I can picture it. I mean the original name of the fiends were obviously meant to be a joke, so the american names were at least somewhat better, like if you didn't know who they were. Even if you did, consider the people who played CT when it came out, if you had a game and you see Magus and his henchmen were called mayonaise and you think, oh maybe this isn't a real scene? I mean the aloofness of Ozzie worked either way, and given how Ozzy turned during his TV show proves he was sort of spot on.

Didn't he ask for like 3 months and was given 1 month for translation? Maybe it was just so rushed that he had to throw in this and that and of course for japanese lines or puns that didn't translate directly, he picked some better wording. Or it was simply time constraint.

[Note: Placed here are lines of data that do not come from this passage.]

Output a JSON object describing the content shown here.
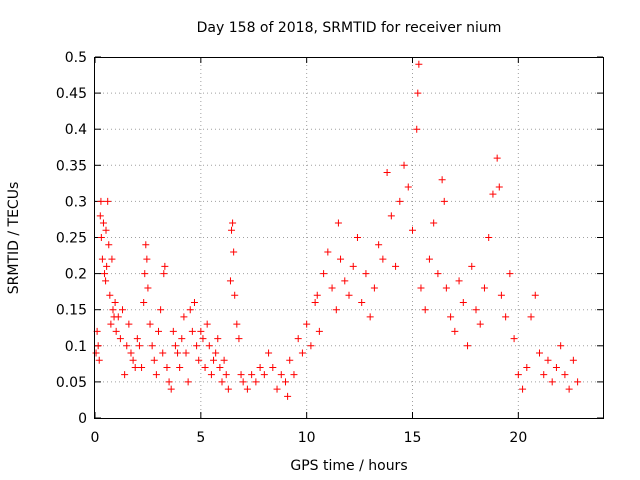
{
  "chart_data": {
    "type": "scatter",
    "title": "Day 158 of 2018, SRMTID for receiver nium",
    "xlabel": "GPS time / hours",
    "ylabel": "SRMTID / TECUs",
    "xlim": [
      0,
      24
    ],
    "ylim": [
      0,
      0.5
    ],
    "xticks": [
      0,
      5,
      10,
      15,
      20
    ],
    "yticks": [
      0,
      0.05,
      0.1,
      0.15,
      0.2,
      0.25,
      0.3,
      0.35,
      0.4,
      0.45,
      0.5
    ],
    "xtick_labels": [
      "0",
      "5",
      "10",
      "15",
      "20"
    ],
    "ytick_labels": [
      "0",
      "0.05",
      "0.1",
      "0.15",
      "0.2",
      "0.25",
      "0.3",
      "0.35",
      "0.4",
      "0.45",
      "0.5"
    ],
    "grid": true,
    "marker": "+",
    "color": "#ff0000",
    "series": [
      {
        "name": "SRMTID",
        "points": [
          [
            0.05,
            0.09
          ],
          [
            0.1,
            0.12
          ],
          [
            0.15,
            0.1
          ],
          [
            0.2,
            0.08
          ],
          [
            0.25,
            0.28
          ],
          [
            0.28,
            0.3
          ],
          [
            0.3,
            0.25
          ],
          [
            0.35,
            0.22
          ],
          [
            0.4,
            0.27
          ],
          [
            0.45,
            0.2
          ],
          [
            0.5,
            0.19
          ],
          [
            0.52,
            0.26
          ],
          [
            0.55,
            0.21
          ],
          [
            0.6,
            0.3
          ],
          [
            0.65,
            0.24
          ],
          [
            0.7,
            0.17
          ],
          [
            0.75,
            0.13
          ],
          [
            0.8,
            0.22
          ],
          [
            0.85,
            0.15
          ],
          [
            0.9,
            0.14
          ],
          [
            0.95,
            0.16
          ],
          [
            1.0,
            0.12
          ],
          [
            1.1,
            0.14
          ],
          [
            1.2,
            0.11
          ],
          [
            1.3,
            0.15
          ],
          [
            1.4,
            0.06
          ],
          [
            1.5,
            0.1
          ],
          [
            1.6,
            0.13
          ],
          [
            1.7,
            0.09
          ],
          [
            1.8,
            0.08
          ],
          [
            1.9,
            0.07
          ],
          [
            2.0,
            0.11
          ],
          [
            2.1,
            0.1
          ],
          [
            2.2,
            0.07
          ],
          [
            2.3,
            0.16
          ],
          [
            2.35,
            0.2
          ],
          [
            2.4,
            0.24
          ],
          [
            2.45,
            0.22
          ],
          [
            2.5,
            0.18
          ],
          [
            2.6,
            0.13
          ],
          [
            2.7,
            0.1
          ],
          [
            2.8,
            0.08
          ],
          [
            2.9,
            0.06
          ],
          [
            3.0,
            0.12
          ],
          [
            3.1,
            0.15
          ],
          [
            3.2,
            0.09
          ],
          [
            3.25,
            0.2
          ],
          [
            3.3,
            0.21
          ],
          [
            3.4,
            0.07
          ],
          [
            3.5,
            0.05
          ],
          [
            3.6,
            0.04
          ],
          [
            3.7,
            0.12
          ],
          [
            3.8,
            0.1
          ],
          [
            3.9,
            0.09
          ],
          [
            4.0,
            0.07
          ],
          [
            4.1,
            0.11
          ],
          [
            4.2,
            0.14
          ],
          [
            4.3,
            0.09
          ],
          [
            4.4,
            0.05
          ],
          [
            4.5,
            0.15
          ],
          [
            4.6,
            0.12
          ],
          [
            4.7,
            0.16
          ],
          [
            4.8,
            0.1
          ],
          [
            4.9,
            0.08
          ],
          [
            5.0,
            0.12
          ],
          [
            5.1,
            0.11
          ],
          [
            5.2,
            0.07
          ],
          [
            5.3,
            0.13
          ],
          [
            5.4,
            0.1
          ],
          [
            5.5,
            0.06
          ],
          [
            5.6,
            0.08
          ],
          [
            5.7,
            0.09
          ],
          [
            5.8,
            0.11
          ],
          [
            5.9,
            0.07
          ],
          [
            6.0,
            0.05
          ],
          [
            6.1,
            0.08
          ],
          [
            6.2,
            0.06
          ],
          [
            6.3,
            0.04
          ],
          [
            6.4,
            0.19
          ],
          [
            6.45,
            0.26
          ],
          [
            6.5,
            0.27
          ],
          [
            6.55,
            0.23
          ],
          [
            6.6,
            0.17
          ],
          [
            6.7,
            0.13
          ],
          [
            6.8,
            0.11
          ],
          [
            6.9,
            0.06
          ],
          [
            7.0,
            0.05
          ],
          [
            7.2,
            0.04
          ],
          [
            7.4,
            0.06
          ],
          [
            7.6,
            0.05
          ],
          [
            7.8,
            0.07
          ],
          [
            8.0,
            0.06
          ],
          [
            8.2,
            0.09
          ],
          [
            8.4,
            0.07
          ],
          [
            8.6,
            0.04
          ],
          [
            8.8,
            0.06
          ],
          [
            9.0,
            0.05
          ],
          [
            9.1,
            0.03
          ],
          [
            9.2,
            0.08
          ],
          [
            9.4,
            0.06
          ],
          [
            9.6,
            0.11
          ],
          [
            9.8,
            0.09
          ],
          [
            10.0,
            0.13
          ],
          [
            10.2,
            0.1
          ],
          [
            10.4,
            0.16
          ],
          [
            10.5,
            0.17
          ],
          [
            10.6,
            0.12
          ],
          [
            10.8,
            0.2
          ],
          [
            11.0,
            0.23
          ],
          [
            11.2,
            0.18
          ],
          [
            11.4,
            0.15
          ],
          [
            11.5,
            0.27
          ],
          [
            11.6,
            0.22
          ],
          [
            11.8,
            0.19
          ],
          [
            12.0,
            0.17
          ],
          [
            12.2,
            0.21
          ],
          [
            12.4,
            0.25
          ],
          [
            12.6,
            0.16
          ],
          [
            12.8,
            0.2
          ],
          [
            13.0,
            0.14
          ],
          [
            13.2,
            0.18
          ],
          [
            13.4,
            0.24
          ],
          [
            13.6,
            0.22
          ],
          [
            13.8,
            0.34
          ],
          [
            14.0,
            0.28
          ],
          [
            14.2,
            0.21
          ],
          [
            14.4,
            0.3
          ],
          [
            14.6,
            0.35
          ],
          [
            14.8,
            0.32
          ],
          [
            15.0,
            0.26
          ],
          [
            15.2,
            0.4
          ],
          [
            15.25,
            0.45
          ],
          [
            15.3,
            0.49
          ],
          [
            15.4,
            0.18
          ],
          [
            15.6,
            0.15
          ],
          [
            15.8,
            0.22
          ],
          [
            16.0,
            0.27
          ],
          [
            16.2,
            0.2
          ],
          [
            16.4,
            0.33
          ],
          [
            16.5,
            0.3
          ],
          [
            16.6,
            0.18
          ],
          [
            16.8,
            0.14
          ],
          [
            17.0,
            0.12
          ],
          [
            17.2,
            0.19
          ],
          [
            17.4,
            0.16
          ],
          [
            17.6,
            0.1
          ],
          [
            17.8,
            0.21
          ],
          [
            18.0,
            0.15
          ],
          [
            18.2,
            0.13
          ],
          [
            18.4,
            0.18
          ],
          [
            18.6,
            0.25
          ],
          [
            18.8,
            0.31
          ],
          [
            19.0,
            0.36
          ],
          [
            19.1,
            0.32
          ],
          [
            19.2,
            0.17
          ],
          [
            19.4,
            0.14
          ],
          [
            19.6,
            0.2
          ],
          [
            19.8,
            0.11
          ],
          [
            20.0,
            0.06
          ],
          [
            20.2,
            0.04
          ],
          [
            20.4,
            0.07
          ],
          [
            20.6,
            0.14
          ],
          [
            20.8,
            0.17
          ],
          [
            21.0,
            0.09
          ],
          [
            21.2,
            0.06
          ],
          [
            21.4,
            0.08
          ],
          [
            21.6,
            0.05
          ],
          [
            21.8,
            0.07
          ],
          [
            22.0,
            0.1
          ],
          [
            22.2,
            0.06
          ],
          [
            22.4,
            0.04
          ],
          [
            22.6,
            0.08
          ],
          [
            22.8,
            0.05
          ]
        ]
      }
    ]
  }
}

Like there is this anime called Lucky Star. In it there is a clever/nerdy girl whos making jokes about these twin girls. In one translation that was official, its translated as fraternal and identical twins. That works but if you understood the context, and with the fansubs, its subbed as 'one-egg or two-egg' twins. And then she goes onto a joke about that and sausage making a breakfast, her friend scolding her saying no one mentioned food. That was a pun, and the fansubs (people with lots of free time) got the joke and picked the words to make it work. But the subs that were under a time and money budget maybe didn't have time to get a totally fluent person to double check and be like "oh no this word can mean 3 things when you translate, but use this one because that's how it works on this joke here."

So maybe in Japanese, the original lines could have been tied to a cultural reference, something the Japanese people understood, and where he couldn't correlate in America, Woolsey picked another line that rock music fans might also get. Like if you knew who Ozzie and Slash were, odds are you knew who Hendrix was and you might have identified that line.